Уже лет в двенадцать Флоренс после уроков ходила по соседству сидеть с детьми. Платили ей, кажется, пятьдесят центов в час. Но, в отличие от других девочек, ее не соблазняли ни сливочное мороженое, ни игрушки, ни разная дребедень. Заработанные деньги она откладывала, и теперь у нее собственный счет в банке, причем сумма его не известна никому из домашних.
С тех пор как Флоренс пошла работать, все, что она получает, родители оставляют в ее распоряжении - на одежду и мелкие расходы. Но девушка явно экономит на тряпках, хотя всегда выглядит прилично одетой.
Хиггинс думал, что, окончив среднюю школу, она захочет работать в Нью-Йорке или Хартфорде, как большинство ее сверстниц. Флоренс держалась дома настолько отчужденно, что для отца так и осталось загадкой, почему она не уехала. Неужели все дело в том, что здесь она прилично зарабатывает, да еще экономит на квартире и еде, а в чужом городе это влетело бы ей в немалые деньги?

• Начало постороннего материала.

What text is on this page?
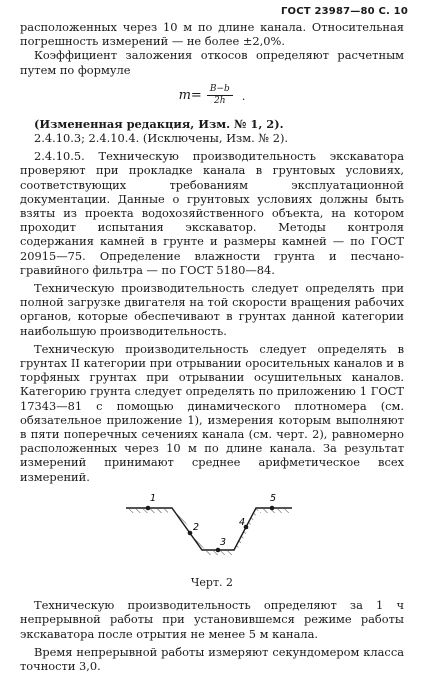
ГОСТ 23987—80 С. 10

расположенных через 10 м по длине канала. Относительная погрешность измерений — не более ±2,0%.

Коэффициент заложения откосов определяют расчетным путем по формуле

$m= \frac{B-b}{2h}$ .

(Измененная редакция, Изм. № 1, 2).

2.4.10.3; 2.4.10.4. (Исключены, Изм. № 2).

2.4.10.5. Техническую производительность экскаватора проверяют при прокладке канала в грунтовых условиях, соответствующих требованиям эксплуатационной документации. Данные о грунтовых условиях должны быть взяты из проекта водохозяйственного объекта, на котором проходит испытания экскаватор. Методы контроля содержания камней в грунте и размеры камней — по ГОСТ 20915—75. Определение влажности грунта и песчано-гравийного фильтра — по ГОСТ 5180—84.

Техническую производительность следует определять при полной загрузке двигателя на той скорости вращения рабочих органов, которые обеспечивают в грунтах данной категории наибольшую производительность.

Техническую производительность следует определять в грунтах II категории при отрывании оросительных каналов и в торфяных грунтах при отрывании осушительных каналов. Категорию грунта следует определять по приложению 1 ГОСТ 17343—81 с помощью динамического плотномера (см. обязательное приложение 1), измерения которым выполняют в пяти поперечных сечениях канала (см. черт. 2), равномерно расположенных через 10 м по длине канала. За результат измерений принимают среднее арифметическое всех измерений.

1
2
3
4
5
Черт. 2

Техническую производительность определяют за 1 ч непрерывной работы при установившемся режиме работы экскаватора после отрытия не менее 5 м канала.

Время непрерывной работы измеряют секундомером класса точности 3,0.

Может быть, и так.
Он пробовал говорить о дочери с Норой, но та лишь пожимала плечами:
- Поживем - увидим.
Кое-чего жена не знала, и непонятная стыдливость мешала Хиггинсу поделиться с ней своими мыслями.

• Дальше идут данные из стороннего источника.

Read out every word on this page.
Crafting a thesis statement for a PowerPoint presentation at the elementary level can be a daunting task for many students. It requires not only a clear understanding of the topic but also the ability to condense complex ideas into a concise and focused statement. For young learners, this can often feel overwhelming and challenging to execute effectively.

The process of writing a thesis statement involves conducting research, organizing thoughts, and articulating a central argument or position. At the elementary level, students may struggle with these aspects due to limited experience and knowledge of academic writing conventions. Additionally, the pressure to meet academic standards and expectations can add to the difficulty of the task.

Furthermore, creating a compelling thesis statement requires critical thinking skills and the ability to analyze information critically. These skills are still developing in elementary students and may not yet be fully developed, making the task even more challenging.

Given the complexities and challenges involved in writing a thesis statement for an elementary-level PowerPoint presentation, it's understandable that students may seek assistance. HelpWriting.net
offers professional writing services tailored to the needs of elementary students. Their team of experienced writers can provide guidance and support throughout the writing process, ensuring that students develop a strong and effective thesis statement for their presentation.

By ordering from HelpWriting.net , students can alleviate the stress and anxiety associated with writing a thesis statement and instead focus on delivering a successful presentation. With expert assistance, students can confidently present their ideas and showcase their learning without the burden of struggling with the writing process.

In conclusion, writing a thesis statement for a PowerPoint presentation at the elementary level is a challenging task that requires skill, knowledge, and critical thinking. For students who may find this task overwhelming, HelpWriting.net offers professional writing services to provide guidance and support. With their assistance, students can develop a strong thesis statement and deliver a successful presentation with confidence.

Между тем именно это больше всего смущало его в отношениях со старшей дочерью. То же самое начинает вставать между ним и Изабеллой, только еще более смутно.
С мальчиками все ясно: он - отец. Нора - мать, в отношениях - полная определенность.
А Флоренс не просто смотрит на отца, а судит его, и нередко Хиггинс приходит в такое замешательство, что не выдерживает взгляда дочери.
Что она думает о нем? Сердится, что он небогат? Что ей не покупают машину, как другим девушкам, не послали ее учиться в университет, не возят в Нью-Йорк на спектакли, а в отпуск не ездят с ней во Флориду или Калифорнию?
В Нью-Йорк Флоренс ездила раз пять, не больше, и то за покупками. Даже в Хартфорде была считанные разы.
И все же она обязана понимать, что отец не жалеет себя и всего добился буквально своими руками. Флоренс была не так уж мала и способна разобраться, что к чему, когда в Нью-Джерси он не посвящал вечера клубу "Ротари" и школьному комитету, а подрабатывал - вел бухгалтерию и составлял налоговые декларации для мелких торговцев и сельских ремесленников. В те времена ему случалось засиживаться над счетными книгами до трех ночи, а вставал он в шесть. Бывало, и вовсе не успевал поспать. И ни разу он не заметил в дочке намека на благодарность или нежность. Пожалей она отца - он и тому был бы рад.
В общем, он вызывал у нее не больше сочувствия, чем муравьи в муравейнике.
А вдруг она не может простить родителям, что ей уделяли меньше ласки, чем младшим детям? Хиггинс не знает. Ничего он не знает и частенько задумывается: неужели другие понимают своих детей лучше, чем он?
Может быть, те, кто берется это утверждать, просто себя обманывают?
Хиггинс вошел в кухню. Обе женщины уже сидели за столом в уютном уголке, который, по замыслу архитектора, должен был служить маленькой столовой. По общему уговору обедать садились, не дожидаясь друг друга: отец и дочь уходили на перерыв то раньше, то позже.
Интересно, как ведут себя женщины, когда они одни за столом? Говорят свободнее, чем при отце? Обсуждают его дела?
Сегодня ему подумалось, что так оно и есть, но, может быть, тому причиной его состояние? Он сделал усилие и напустил на себя беззаботный вид. Наверно, даже перестарался, потому что Флоренс, не отрываясь от еды, метнула на него такой суровый взгляд, словно он вздумал паясничать на людях.
- Хороший денек! - воскликнул Хиггинс, глядя в окно, за которым клен отбрасывал дрожащую тень на светлую зелень лужайки.
Нора встала подать ему еду. Дочь подождала, пока он сядет, секунду поколебалась и выпалила:
- Кто тебя просил опять соваться в клуб? Они же провалили тебя в прошлом году!
Хиггинс почувствовал, что заливается краской, даже уши начинают гореть.
- Кто тебе сказал?
- Какая разница? Ведь это правда.
- А ты откуда знаешь?
Он говорил что попало, лишь бы протянуть время.